Особых отличий удостоился Сайсё-но тюдзё, ставший гон-тюнагоном. Его дочь, рожденная четвертой дочерью Правого министра, достигла двенадцати лет, и он, намереваясь отдать девочку во Дворец, уделял особое внимание ее воспитанию. На того отрока, что пел когда-то «Высокие Дюны», тоже надели шапку придворного, и он вполне оправдывал возлагавшиеся на него ожидания. У Сайсё-но тюдзё было много детей от разных жен, в его доме всегда было шумно, и министр Гэндзи завидовал ему.
Сын ушедшей дочери Великого министра, многих превосходя миловидностью, прислуживал Государю и принцу Весенних покоев[2]. Глядя на внука, министр и супруга его снова и снова оплакивали свою утрату. Вместе с тем вряд ли когда-нибудь судьба была благосклоннее к этому достойному семейству. Гэндзи и теперь осенял его своим покровительством, и ничто не напоминало домочадцам министра о прежних невзгодах.

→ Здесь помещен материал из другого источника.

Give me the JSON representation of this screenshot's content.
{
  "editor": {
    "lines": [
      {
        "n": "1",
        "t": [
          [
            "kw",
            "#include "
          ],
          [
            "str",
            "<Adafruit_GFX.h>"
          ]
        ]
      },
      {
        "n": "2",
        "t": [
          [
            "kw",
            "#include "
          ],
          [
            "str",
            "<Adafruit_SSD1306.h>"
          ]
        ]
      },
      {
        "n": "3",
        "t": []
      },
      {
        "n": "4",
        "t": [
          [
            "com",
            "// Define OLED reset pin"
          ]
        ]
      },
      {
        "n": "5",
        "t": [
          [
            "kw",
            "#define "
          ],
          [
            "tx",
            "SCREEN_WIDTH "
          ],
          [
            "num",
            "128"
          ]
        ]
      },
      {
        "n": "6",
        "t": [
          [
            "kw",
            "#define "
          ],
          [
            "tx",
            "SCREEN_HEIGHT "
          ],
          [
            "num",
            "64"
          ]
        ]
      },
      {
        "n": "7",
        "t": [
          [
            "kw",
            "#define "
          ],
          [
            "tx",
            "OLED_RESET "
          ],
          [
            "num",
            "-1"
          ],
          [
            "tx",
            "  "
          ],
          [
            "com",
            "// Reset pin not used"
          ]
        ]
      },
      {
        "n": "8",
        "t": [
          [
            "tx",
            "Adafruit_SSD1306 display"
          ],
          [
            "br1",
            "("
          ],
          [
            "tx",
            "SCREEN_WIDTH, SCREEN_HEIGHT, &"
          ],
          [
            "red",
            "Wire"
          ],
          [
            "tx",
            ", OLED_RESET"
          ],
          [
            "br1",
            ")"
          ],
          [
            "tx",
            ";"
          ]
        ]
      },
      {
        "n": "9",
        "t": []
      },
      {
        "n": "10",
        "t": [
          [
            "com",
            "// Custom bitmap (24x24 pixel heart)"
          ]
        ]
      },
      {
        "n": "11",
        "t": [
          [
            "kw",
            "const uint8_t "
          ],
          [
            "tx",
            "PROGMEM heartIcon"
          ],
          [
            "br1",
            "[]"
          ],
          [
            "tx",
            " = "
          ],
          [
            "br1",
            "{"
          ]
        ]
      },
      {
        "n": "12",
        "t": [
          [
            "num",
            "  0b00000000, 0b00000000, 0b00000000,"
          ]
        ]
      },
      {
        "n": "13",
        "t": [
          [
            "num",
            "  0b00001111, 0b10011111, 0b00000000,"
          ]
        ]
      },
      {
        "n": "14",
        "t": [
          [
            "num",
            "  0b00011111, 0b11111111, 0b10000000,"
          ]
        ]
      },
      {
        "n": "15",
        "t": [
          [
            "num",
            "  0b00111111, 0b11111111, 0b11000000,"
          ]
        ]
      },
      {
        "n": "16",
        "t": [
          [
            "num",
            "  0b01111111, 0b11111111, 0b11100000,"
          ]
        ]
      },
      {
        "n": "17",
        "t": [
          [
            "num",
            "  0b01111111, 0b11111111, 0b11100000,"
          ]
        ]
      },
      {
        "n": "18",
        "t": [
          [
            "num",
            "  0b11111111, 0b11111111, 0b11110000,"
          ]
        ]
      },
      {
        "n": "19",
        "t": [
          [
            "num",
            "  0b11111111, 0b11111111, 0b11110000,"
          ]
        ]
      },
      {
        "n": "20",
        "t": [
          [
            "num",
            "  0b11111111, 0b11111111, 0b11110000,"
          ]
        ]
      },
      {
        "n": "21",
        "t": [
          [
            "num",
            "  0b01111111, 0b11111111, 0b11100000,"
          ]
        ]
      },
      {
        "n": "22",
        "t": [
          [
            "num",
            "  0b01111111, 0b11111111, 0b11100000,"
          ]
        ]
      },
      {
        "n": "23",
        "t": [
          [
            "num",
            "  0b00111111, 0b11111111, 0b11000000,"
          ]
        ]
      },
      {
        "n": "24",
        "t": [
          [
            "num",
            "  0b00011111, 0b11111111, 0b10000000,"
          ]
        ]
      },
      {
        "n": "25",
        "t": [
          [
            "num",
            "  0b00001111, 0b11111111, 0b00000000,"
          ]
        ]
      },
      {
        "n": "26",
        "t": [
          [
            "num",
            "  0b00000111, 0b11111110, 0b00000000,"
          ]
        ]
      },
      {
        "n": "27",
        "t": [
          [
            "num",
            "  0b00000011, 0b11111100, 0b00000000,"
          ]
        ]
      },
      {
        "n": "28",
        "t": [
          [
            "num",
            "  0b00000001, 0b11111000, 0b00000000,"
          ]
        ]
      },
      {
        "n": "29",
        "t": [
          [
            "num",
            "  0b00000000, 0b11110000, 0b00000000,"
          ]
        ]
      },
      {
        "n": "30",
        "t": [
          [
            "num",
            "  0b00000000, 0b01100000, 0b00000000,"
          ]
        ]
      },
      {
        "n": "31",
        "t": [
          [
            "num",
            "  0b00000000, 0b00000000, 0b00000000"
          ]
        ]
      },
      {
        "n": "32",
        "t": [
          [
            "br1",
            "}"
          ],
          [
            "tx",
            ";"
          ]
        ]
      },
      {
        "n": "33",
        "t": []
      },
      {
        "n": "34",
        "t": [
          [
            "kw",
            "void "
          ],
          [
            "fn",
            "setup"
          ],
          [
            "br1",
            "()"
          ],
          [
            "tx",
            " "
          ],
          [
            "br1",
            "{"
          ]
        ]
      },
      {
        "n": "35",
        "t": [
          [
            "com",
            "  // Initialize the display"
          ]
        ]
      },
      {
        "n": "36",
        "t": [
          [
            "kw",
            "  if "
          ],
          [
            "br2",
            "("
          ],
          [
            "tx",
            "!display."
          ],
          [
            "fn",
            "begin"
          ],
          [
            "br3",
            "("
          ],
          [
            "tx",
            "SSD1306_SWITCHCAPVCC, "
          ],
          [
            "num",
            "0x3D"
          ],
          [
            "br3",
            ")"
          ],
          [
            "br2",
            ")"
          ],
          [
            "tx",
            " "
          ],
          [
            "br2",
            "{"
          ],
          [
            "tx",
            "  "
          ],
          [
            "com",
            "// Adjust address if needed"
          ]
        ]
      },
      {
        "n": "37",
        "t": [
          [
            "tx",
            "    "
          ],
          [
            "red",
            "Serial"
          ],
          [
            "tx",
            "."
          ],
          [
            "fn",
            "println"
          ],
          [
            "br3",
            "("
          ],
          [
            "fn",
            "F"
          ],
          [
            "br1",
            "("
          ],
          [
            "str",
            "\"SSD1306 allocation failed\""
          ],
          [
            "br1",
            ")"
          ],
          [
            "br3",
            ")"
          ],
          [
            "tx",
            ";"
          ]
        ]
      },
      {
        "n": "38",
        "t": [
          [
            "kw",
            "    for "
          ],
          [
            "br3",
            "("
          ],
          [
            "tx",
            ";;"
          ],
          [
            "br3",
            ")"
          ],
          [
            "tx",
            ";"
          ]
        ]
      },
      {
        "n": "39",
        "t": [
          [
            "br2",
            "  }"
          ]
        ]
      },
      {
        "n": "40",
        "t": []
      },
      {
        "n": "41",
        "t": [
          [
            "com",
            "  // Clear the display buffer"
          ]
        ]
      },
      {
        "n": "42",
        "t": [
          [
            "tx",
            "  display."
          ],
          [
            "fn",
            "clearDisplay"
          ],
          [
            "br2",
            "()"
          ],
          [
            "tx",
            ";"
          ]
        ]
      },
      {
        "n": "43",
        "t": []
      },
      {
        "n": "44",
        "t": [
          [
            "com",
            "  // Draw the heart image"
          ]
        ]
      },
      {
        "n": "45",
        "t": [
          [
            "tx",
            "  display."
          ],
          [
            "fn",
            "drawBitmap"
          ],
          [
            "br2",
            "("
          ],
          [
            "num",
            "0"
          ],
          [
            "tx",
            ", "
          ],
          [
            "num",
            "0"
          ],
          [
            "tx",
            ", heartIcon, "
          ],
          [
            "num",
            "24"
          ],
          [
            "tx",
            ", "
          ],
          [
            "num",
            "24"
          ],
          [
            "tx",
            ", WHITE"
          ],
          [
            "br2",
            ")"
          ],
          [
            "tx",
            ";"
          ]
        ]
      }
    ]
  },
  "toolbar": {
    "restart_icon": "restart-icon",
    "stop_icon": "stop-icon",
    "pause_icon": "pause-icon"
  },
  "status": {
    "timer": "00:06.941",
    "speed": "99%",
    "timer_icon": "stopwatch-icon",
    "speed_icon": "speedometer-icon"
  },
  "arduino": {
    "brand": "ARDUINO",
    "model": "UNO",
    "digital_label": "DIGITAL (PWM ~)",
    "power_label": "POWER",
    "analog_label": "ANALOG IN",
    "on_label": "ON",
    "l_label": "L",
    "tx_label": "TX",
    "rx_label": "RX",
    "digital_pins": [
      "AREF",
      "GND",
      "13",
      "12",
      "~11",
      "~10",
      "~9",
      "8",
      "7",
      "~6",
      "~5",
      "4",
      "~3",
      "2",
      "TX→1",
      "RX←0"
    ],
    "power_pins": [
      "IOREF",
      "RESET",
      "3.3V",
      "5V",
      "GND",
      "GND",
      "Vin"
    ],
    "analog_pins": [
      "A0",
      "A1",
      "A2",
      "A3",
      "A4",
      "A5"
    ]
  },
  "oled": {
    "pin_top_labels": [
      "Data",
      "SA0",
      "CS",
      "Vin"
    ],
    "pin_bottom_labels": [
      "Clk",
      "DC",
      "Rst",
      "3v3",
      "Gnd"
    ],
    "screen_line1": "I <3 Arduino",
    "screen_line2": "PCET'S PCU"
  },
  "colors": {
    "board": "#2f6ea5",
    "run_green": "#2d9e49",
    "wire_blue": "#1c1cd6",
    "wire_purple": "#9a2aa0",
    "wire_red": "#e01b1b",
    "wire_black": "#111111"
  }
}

Доверенность Гэндзи к бывшему тестю не умалилась, он часто бывал в его доме и пользовался любой возможностью, дабы выразить свою признательность кормилицам юного господина и прочим прислужницам, которые все эти годы оставались преданными семейству министра. Должно быть многие из них имели основания чувствовать себя счастливыми. Точно так же он вел себя по отношению к обитательницам дома на Второй линии. Особо выделяя вниманием Тюдзё, Накацукаса и прочих дам, сумевших дождаться его возвращения, он старался вознаградить их за долгие годы уныния и разными средствами изъявлял им свое благоволение. Досуга у него почти не оставалось, и больше он никуда не выезжал.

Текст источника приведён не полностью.